Vero o falso che sia non si può mica andare avanti così: è almeno dal 2001 che dura questa storia e quella del Lodo Mondadori è ormai non più ‘sentenza’, ma Storia, anche perchè, senza il subentro agli eredi nella Arnoldo Mondadori Editore, Silvio Berlusconi non sarebbe mai diventato quello che è stato nè, soprattutto, avrebbe avuto i mezzi per diffondere un’immagine di se diversa da quanto raccontano testimoni, intercettazioni e prove nei tribunali.

Allo stesso modo, se un pluriprescritto non dovrebbe di certo essere eleggibile come premier, anzi meriterebbe assidue indagini se tentasse di farlo, è anche vero che i recenti casi Luzi e Monte Paschi di Siena come le dolenti affermazioni di Papa Francesco sull’Alto Clero italiano connotano una sfera di relazioni e di ‘falle nel sistema’ notevoli, se parliamo di partiti in generale.

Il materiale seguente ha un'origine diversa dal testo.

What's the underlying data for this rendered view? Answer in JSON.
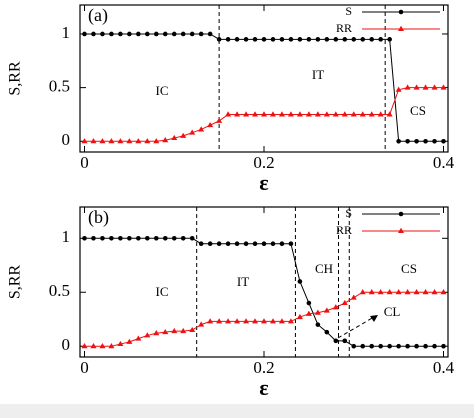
{
  "chart_data": [
    {
      "type": "line",
      "panel_label": "(a)",
      "xlabel": "ε",
      "ylabel": "S,RR",
      "legend": "upper right",
      "xlim": [
        -0.005,
        0.405
      ],
      "ylim": [
        -0.1,
        1.27
      ],
      "xticks": [
        0,
        0.2,
        0.4
      ],
      "yticks": [
        0,
        0.5,
        1
      ],
      "vlines": [
        0.15,
        0.335
      ],
      "annotations": [
        "IC",
        "IT",
        "CS"
      ],
      "x": [
        0,
        0.01,
        0.02,
        0.03,
        0.04,
        0.05,
        0.06,
        0.07,
        0.08,
        0.09,
        0.1,
        0.11,
        0.12,
        0.13,
        0.14,
        0.15,
        0.16,
        0.17,
        0.18,
        0.19,
        0.2,
        0.21,
        0.22,
        0.23,
        0.24,
        0.25,
        0.26,
        0.27,
        0.28,
        0.29,
        0.3,
        0.31,
        0.32,
        0.33,
        0.34,
        0.35,
        0.36,
        0.37,
        0.38,
        0.39,
        0.4
      ],
      "series": [
        {
          "name": "S",
          "color": "#000000",
          "marker": "circle",
          "values": [
            1,
            1,
            1,
            1,
            1,
            1,
            1,
            1,
            1,
            1,
            1,
            1,
            1,
            1,
            1,
            0.95,
            0.95,
            0.95,
            0.95,
            0.95,
            0.95,
            0.95,
            0.95,
            0.95,
            0.95,
            0.95,
            0.95,
            0.95,
            0.95,
            0.95,
            0.95,
            0.95,
            0.95,
            0.95,
            0.95,
            0,
            0,
            0,
            0,
            0,
            0
          ]
        },
        {
          "name": "RR",
          "color": "#ee1111",
          "marker": "triangle",
          "values": [
            0,
            0,
            0,
            0,
            0,
            0,
            0,
            0,
            0,
            0.01,
            0.03,
            0.05,
            0.08,
            0.11,
            0.15,
            0.19,
            0.25,
            0.25,
            0.25,
            0.25,
            0.25,
            0.25,
            0.25,
            0.25,
            0.25,
            0.25,
            0.25,
            0.25,
            0.25,
            0.25,
            0.25,
            0.25,
            0.25,
            0.25,
            0.25,
            0.48,
            0.5,
            0.5,
            0.5,
            0.5,
            0.5
          ]
        }
      ]
    },
    {
      "type": "line",
      "panel_label": "(b)",
      "xlabel": "ε",
      "ylabel": "S,RR",
      "legend": "upper right",
      "xlim": [
        -0.005,
        0.405
      ],
      "ylim": [
        -0.1,
        1.29
      ],
      "xticks": [
        0,
        0.2,
        0.4
      ],
      "yticks": [
        0,
        0.5,
        1
      ],
      "vlines": [
        0.125,
        0.235,
        0.283,
        0.295
      ],
      "annotations": [
        "IC",
        "IT",
        "CH",
        "CS",
        "CL"
      ],
      "x": [
        0,
        0.01,
        0.02,
        0.03,
        0.04,
        0.05,
        0.06,
        0.07,
        0.08,
        0.09,
        0.1,
        0.11,
        0.12,
        0.13,
        0.14,
        0.15,
        0.16,
        0.17,
        0.18,
        0.19,
        0.2,
        0.21,
        0.22,
        0.23,
        0.24,
        0.25,
        0.26,
        0.27,
        0.28,
        0.29,
        0.3,
        0.31,
        0.32,
        0.33,
        0.34,
        0.35,
        0.36,
        0.37,
        0.38,
        0.39,
        0.4
      ],
      "series": [
        {
          "name": "S",
          "color": "#000000",
          "marker": "circle",
          "values": [
            1,
            1,
            1,
            1,
            1,
            1,
            1,
            1,
            1,
            1,
            1,
            1,
            1,
            0.95,
            0.95,
            0.95,
            0.95,
            0.95,
            0.95,
            0.95,
            0.95,
            0.95,
            0.95,
            0.95,
            0.6,
            0.4,
            0.2,
            0.13,
            0.05,
            0.05,
            0,
            0,
            0,
            0,
            0,
            0,
            0,
            0,
            0,
            0,
            0
          ]
        },
        {
          "name": "RR",
          "color": "#ee1111",
          "marker": "triangle",
          "values": [
            0,
            0,
            0,
            0,
            0.02,
            0.04,
            0.07,
            0.1,
            0.12,
            0.13,
            0.14,
            0.14,
            0.15,
            0.2,
            0.23,
            0.23,
            0.23,
            0.23,
            0.23,
            0.23,
            0.23,
            0.23,
            0.23,
            0.23,
            0.27,
            0.3,
            0.31,
            0.33,
            0.36,
            0.4,
            0.45,
            0.5,
            0.5,
            0.5,
            0.5,
            0.5,
            0.5,
            0.5,
            0.5,
            0.5,
            0.5
          ]
        }
      ]
    }
  ]
}
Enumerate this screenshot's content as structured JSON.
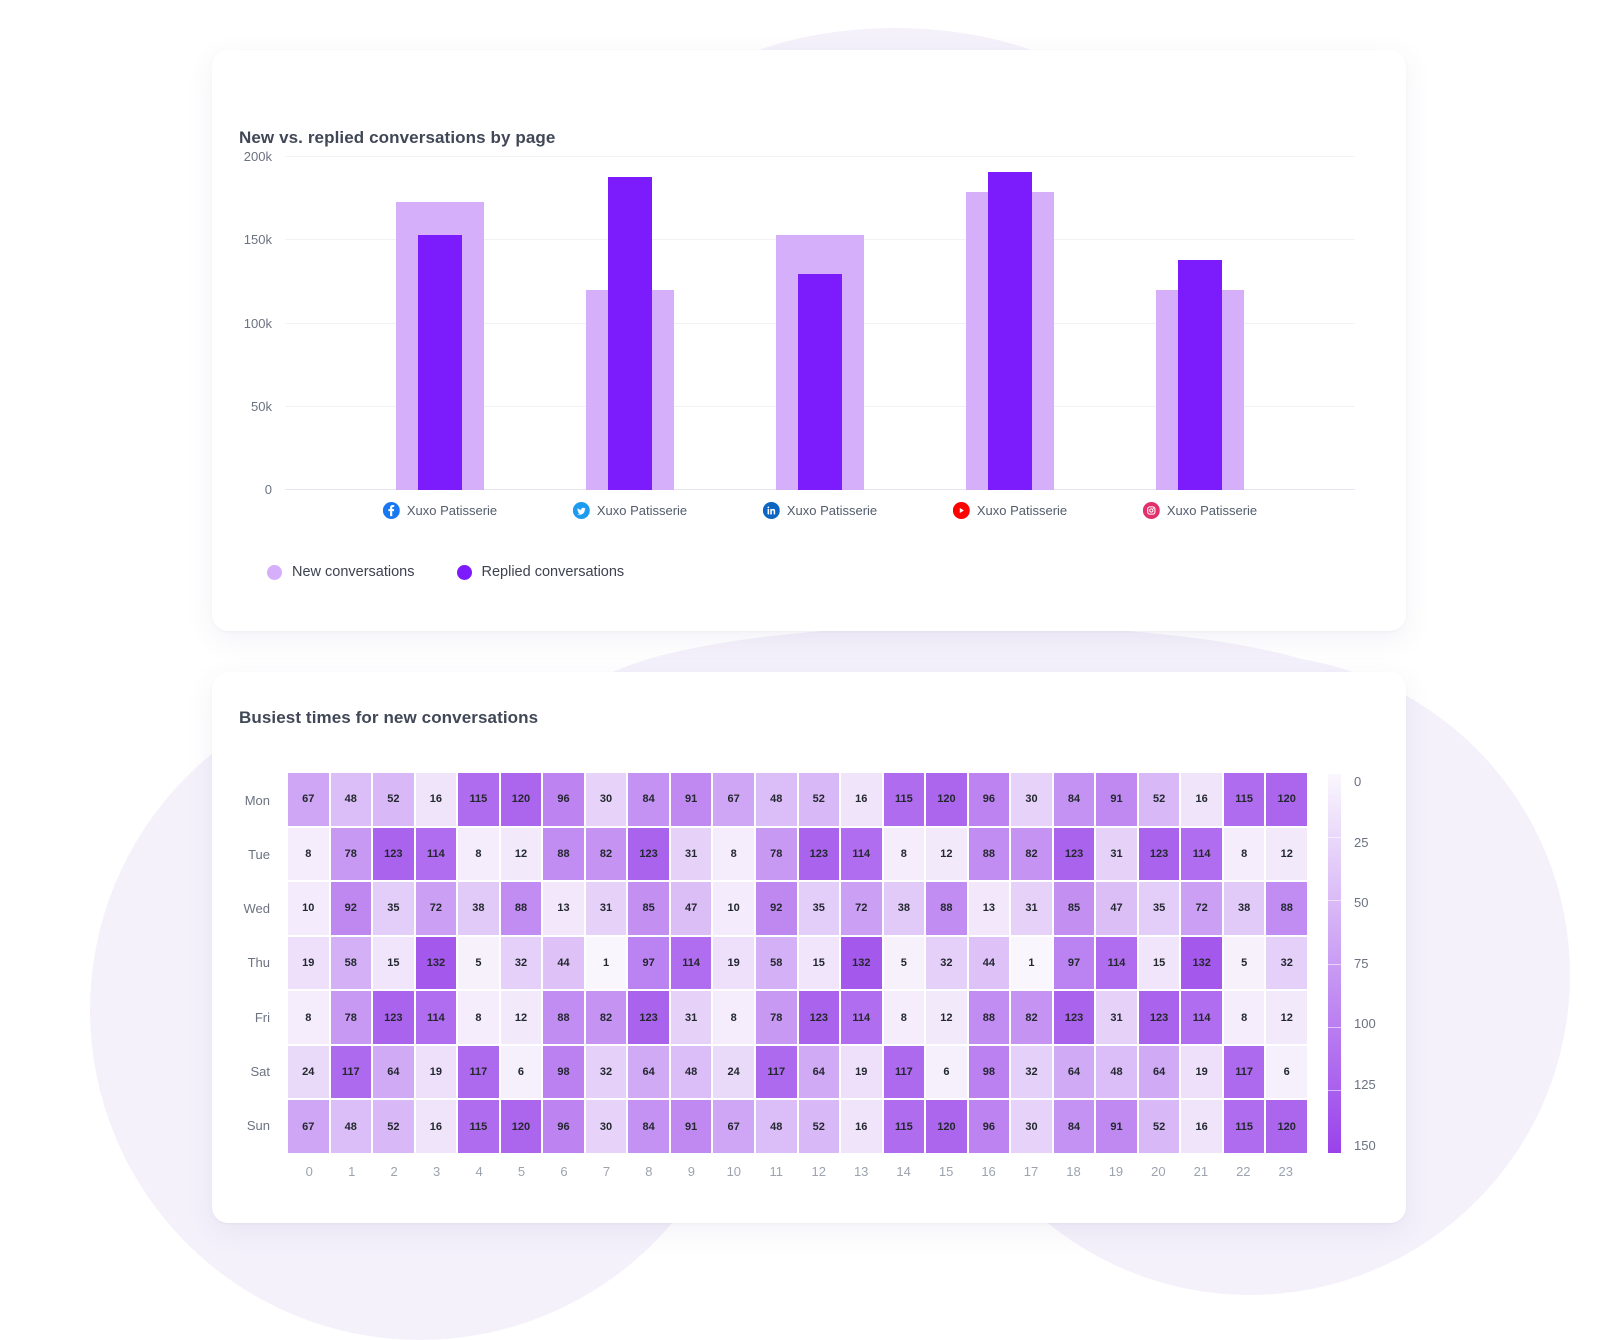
{
  "accent_colors": {
    "new_conversations": "#d5affa",
    "replied_conversations": "#7c1cfc",
    "background_blob": "#f4f1fb"
  },
  "chart_data": [
    {
      "type": "bar",
      "title": "New vs. replied conversations by page",
      "categories": [
        {
          "icon": "facebook-icon",
          "icon_color": "#1877F2",
          "label": "Xuxo Patisserie"
        },
        {
          "icon": "twitter-icon",
          "icon_color": "#1D9BF0",
          "label": "Xuxo Patisserie"
        },
        {
          "icon": "linkedin-icon",
          "icon_color": "#0A66C2",
          "label": "Xuxo Patisserie"
        },
        {
          "icon": "youtube-icon",
          "icon_color": "#FF0000",
          "label": "Xuxo Patisserie"
        },
        {
          "icon": "instagram-icon",
          "icon_color": "#E1306C",
          "label": "Xuxo Patisserie"
        }
      ],
      "series": [
        {
          "name": "New conversations",
          "color": "#d5affa",
          "values_k": [
            173,
            120,
            153,
            179,
            120
          ]
        },
        {
          "name": "Replied conversations",
          "color": "#7c1cfc",
          "values_k": [
            153,
            188,
            130,
            191,
            138
          ]
        }
      ],
      "y_ticks": [
        "0",
        "50k",
        "100k",
        "150k",
        "200k"
      ],
      "ymax_k": 200,
      "grid": "horizontal",
      "legend_position": "bottom-left"
    },
    {
      "type": "heatmap",
      "title": "Busiest times for new conversations",
      "rows": [
        "Mon",
        "Tue",
        "Wed",
        "Thu",
        "Fri",
        "Sat",
        "Sun"
      ],
      "cols": [
        "0",
        "1",
        "2",
        "3",
        "4",
        "5",
        "6",
        "7",
        "8",
        "9",
        "10",
        "11",
        "12",
        "13",
        "14",
        "15",
        "16",
        "17",
        "18",
        "19",
        "20",
        "21",
        "22",
        "23"
      ],
      "values": [
        [
          67,
          48,
          52,
          16,
          115,
          120,
          96,
          30,
          84,
          91,
          67,
          48,
          52,
          16,
          115,
          120,
          96,
          30,
          84,
          91,
          52,
          16,
          115,
          120
        ],
        [
          8,
          78,
          123,
          114,
          8,
          12,
          88,
          82,
          123,
          31,
          8,
          78,
          123,
          114,
          8,
          12,
          88,
          82,
          123,
          31,
          123,
          114,
          8,
          12
        ],
        [
          10,
          92,
          35,
          72,
          38,
          88,
          13,
          31,
          85,
          47,
          10,
          92,
          35,
          72,
          38,
          88,
          13,
          31,
          85,
          47,
          35,
          72,
          38,
          88
        ],
        [
          19,
          58,
          15,
          132,
          5,
          32,
          44,
          1,
          97,
          114,
          19,
          58,
          15,
          132,
          5,
          32,
          44,
          1,
          97,
          114,
          15,
          132,
          5,
          32
        ],
        [
          8,
          78,
          123,
          114,
          8,
          12,
          88,
          82,
          123,
          31,
          8,
          78,
          123,
          114,
          8,
          12,
          88,
          82,
          123,
          31,
          123,
          114,
          8,
          12
        ],
        [
          24,
          117,
          64,
          19,
          117,
          6,
          98,
          32,
          64,
          48,
          24,
          117,
          64,
          19,
          117,
          6,
          98,
          32,
          64,
          48,
          64,
          19,
          117,
          6
        ],
        [
          67,
          48,
          52,
          16,
          115,
          120,
          96,
          30,
          84,
          91,
          67,
          48,
          52,
          16,
          115,
          120,
          96,
          30,
          84,
          91,
          52,
          16,
          115,
          120
        ]
      ],
      "scale": {
        "min": 0,
        "max": 150,
        "ticks": [
          "0",
          "25",
          "50",
          "75",
          "100",
          "125",
          "150"
        ],
        "low_color": "#faf7fd",
        "high_color": "#9942ea"
      }
    }
  ]
}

Possono essere eleggibili partiti che incassano donazioni ‘personali e spontanee’ da parte di alti dirigenti? E che dire di quella realtà con cui dovettero confrontarsi anche Mussolini e gli Alleati che è la nobiltà e l’apparato vaticano (Nobiltà pontificia , Sovrano militare ordine di Malta , Opus Dei) in Italia e, particolarmente, a Roma e in Calabria? E come risolvere, senza una legge sui contratti di lavoro, il dato di fatto che la CGIL sconfina spesso su temi di stretta pertinenza politica, condizionando equilibri, programmi ed alleanze?

Rendere ineleggibile Silvio Berlusconi servirà solo a permettere la ricongiunzione dei ‘popolari’ italiani, che il PPE auspica e sollecita da anni, ma senza affrontare tutta la questione per intero, dalla legge elettorale ed i regolamenti dei gruppi parlamentari al finanziamento dei partiti.
Avvenne lo stesso con Bettino Craxi, quando la Mitteleuropa voleva un’Italia bipolare e c’erà il PSI (terzo incomodo) da smantellare: sappiamo come è andata a finire.